Normally, when I go to WDW, I am a commando style person. Since my Mom's illness, I have been going, but really giving up everything I enjoy. I like Splash, Big Thunder, Space Mtn, etc. Most trips, I am lucky if I even get to go on these, since I don't like to leave her waiting all the time. Last time, I wanted to see the Lion King Show in MK, but she didn't want to go. She tells me that she doesn't like rides, and insists that these are rides, even though she doesn't have to move out of the wheelchair.

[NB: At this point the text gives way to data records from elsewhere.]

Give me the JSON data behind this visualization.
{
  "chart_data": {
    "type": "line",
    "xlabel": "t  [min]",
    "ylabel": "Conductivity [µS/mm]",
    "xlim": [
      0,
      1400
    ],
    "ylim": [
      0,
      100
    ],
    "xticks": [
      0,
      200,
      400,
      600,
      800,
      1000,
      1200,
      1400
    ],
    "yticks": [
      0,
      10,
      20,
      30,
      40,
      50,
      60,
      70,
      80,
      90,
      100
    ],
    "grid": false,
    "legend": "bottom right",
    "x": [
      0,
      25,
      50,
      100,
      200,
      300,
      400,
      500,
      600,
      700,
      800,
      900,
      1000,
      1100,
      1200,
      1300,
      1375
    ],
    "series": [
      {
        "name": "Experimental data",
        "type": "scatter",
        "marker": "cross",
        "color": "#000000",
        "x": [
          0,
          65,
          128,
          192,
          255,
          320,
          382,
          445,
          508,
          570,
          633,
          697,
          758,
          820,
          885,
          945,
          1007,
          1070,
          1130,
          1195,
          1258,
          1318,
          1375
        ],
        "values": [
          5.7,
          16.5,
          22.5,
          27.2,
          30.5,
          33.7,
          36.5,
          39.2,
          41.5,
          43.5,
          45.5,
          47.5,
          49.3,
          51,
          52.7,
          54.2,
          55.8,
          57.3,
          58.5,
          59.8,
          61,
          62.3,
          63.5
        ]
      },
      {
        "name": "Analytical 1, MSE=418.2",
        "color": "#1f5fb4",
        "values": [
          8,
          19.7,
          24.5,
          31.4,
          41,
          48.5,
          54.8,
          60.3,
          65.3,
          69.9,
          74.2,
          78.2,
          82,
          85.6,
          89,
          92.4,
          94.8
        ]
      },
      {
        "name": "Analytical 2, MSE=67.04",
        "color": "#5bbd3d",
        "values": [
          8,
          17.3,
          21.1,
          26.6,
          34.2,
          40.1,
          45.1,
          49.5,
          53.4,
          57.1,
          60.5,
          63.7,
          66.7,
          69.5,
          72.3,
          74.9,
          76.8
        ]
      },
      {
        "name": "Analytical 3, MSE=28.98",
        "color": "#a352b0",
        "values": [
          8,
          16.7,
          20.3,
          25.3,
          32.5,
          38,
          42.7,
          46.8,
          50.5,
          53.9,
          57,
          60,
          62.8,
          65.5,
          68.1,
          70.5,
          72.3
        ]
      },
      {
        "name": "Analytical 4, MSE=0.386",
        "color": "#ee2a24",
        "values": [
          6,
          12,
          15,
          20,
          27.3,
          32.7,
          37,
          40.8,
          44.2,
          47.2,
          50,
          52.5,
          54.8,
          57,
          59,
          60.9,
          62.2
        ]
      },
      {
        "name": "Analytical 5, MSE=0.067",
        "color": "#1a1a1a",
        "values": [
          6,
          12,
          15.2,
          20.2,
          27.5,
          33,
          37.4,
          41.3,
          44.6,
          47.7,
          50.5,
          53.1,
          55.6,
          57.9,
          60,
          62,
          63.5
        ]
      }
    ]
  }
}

These trips are really important to me. I have basically given up the rest of my life to take care of my Mom. I really don't do anything else anymore, or go out with friends much. I can't give up the 1 thing I really love. In addition, she really wants to go, but just likes to be at the hotel. She has become friends with the GM there, and that is very important to her. Does anyone have any advice on how I can do some of the things that I enjoy? It is really frustrating to be in WDW and unable to go on anything. Many times I can't even use fastpasses, because we can't get to the parks early anymore. By the time we get there, the fastpasses are for a time later in the day, and we never get to stay at the park very long.
Sorry this is so long, but I am about at my wits ends. Our March trip is actually for my birthday, and I really want to have a good time. The last 3 years, there has been some health crisis with my Mom, so I really haven't had a birthday. I asked her about doing the 'Wild by Design' tour at AK, but she is saying she doesn't know if she can handle it. She says she can't stand the bouncing in the wheelchair. BTW, her shoulder is permanently dislocated (she doesn't really have any pain with it though). When I mentioned going to MK on my birthday, she has started to give me a problem and said that she couldn't do anything there and that I she didn't want to get hurt.
I know that many of you are dealing with difficult situations. After reading some of your stories, my Mom's behavior often mirrors that described by some of you with autistic children.
Thanks for any advice you can offer. I know that many of you will understand my frustration. Many of my friends just don't understand. They think because my Mom is at home, everything is fine. They don't realize all of the problems there are and that I am struggling to keep her at home.